Información y asistencia al contribuyente en el cumplimiento de obligaciones tributarias

La LGT establece que la Administración deberá prestar a los obligados tributarios la necesaria información asistencia de sus derechos y obligaciones.

De los instrumentos para llevar a cabo tal función podemos destacar los que conforman el derecho que tienen los ciudadanos a ser informados y asistidos por la Administración tributaria en el cumplimiento de sus obligaciones tributarias.

De acuerdo con ello, la labor de asesoramiento e información al contribuyente puede dividirse en dos grandes apartados que vemos a continuación.

Información

Se materializa a través de publicaciones de textos normativos, contestaciones a consultas y resoluciones económico–administrativas, así como las comunicaciones que se hagan sobre criterios administrativos en relación a normas vigentes. Más que derechos son un catálogo de buenas intenciones.

Valoración de bienes y acuerdos previos de valoración

Junto a la genérica labor de información la LGT prevé la existencia de actuaciones previas de valoración.

Por una parte el Reglamento regula la información con carácter previo a la adquisición o transmisión de bienes inmuebles y por otra la LGT se refiere a los acuerdos previos de valoración. Y por otra, el art. 91 LGT se refiere a los acuerdos previos de valoración.

El art. 90 LGT, dice:

1. Cada Administración tributaria informará, a solicitud del interesado y en relación con los tributos le correspondan, sobre el valor de los bienes inmuebles que, situados en el territorio de su competencia, vayan a ser objeto de adquisición o transmisión.

Las reglas más importantes de esta información son las siguientes:

  • Deben formularse con carácter previo a la terminación del plazo señalado para presentar la correspondiente autoliquidación o declaración.

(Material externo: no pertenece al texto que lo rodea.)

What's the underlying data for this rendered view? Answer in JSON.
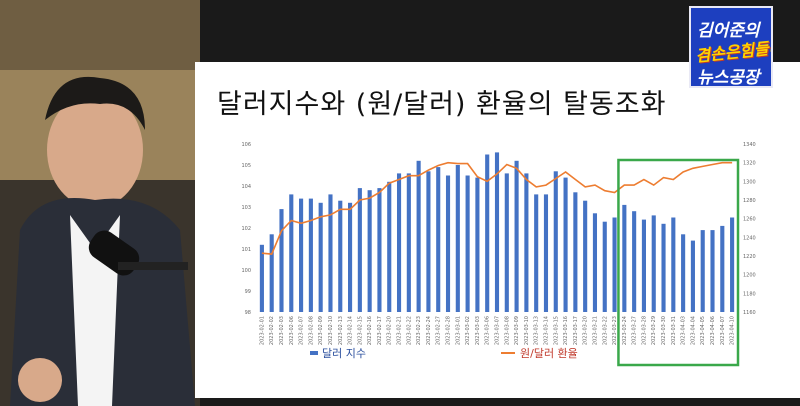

  • La información tendrá carácter vinculante durante un plazo de tres meses.

  • La información no impedirá la posterior comprobación administrativa sobre los hechos y circunstancias de la operación efectuada.

  • La falta de contestación no implicará la aceptación del valor.

Los denominados acuerdos previos de valoración están regulados en el art. 91 LGT, recoge la posibilidad de que cuando las leyes o Reglamentos propios de cada tributo así lo prevean, la administración determine con carácter previo y vinculante la valoración, a efectos fiscales, de rentas, productos, bienes, gastos y demás elementos de hecho imponible de la deuda tributaria.

A diferencia de la información previa, en este caso la valoración se extiende a todo tipo de bienes, aunque el legislador se remite a las Leyes y Reglamentos propios de cada tributo.

La administración tributaria queda vinculada a valorar ese bien de acuerdo con la información dada al contribuyente, en relación con un determinado impuesto y por el plazo previsto en la legislación vigente, la LGT fija en un máximo de tres años, aun dejando abierta la posibilidad de que la normativa concreta que lo regule establezca un plazo distinto.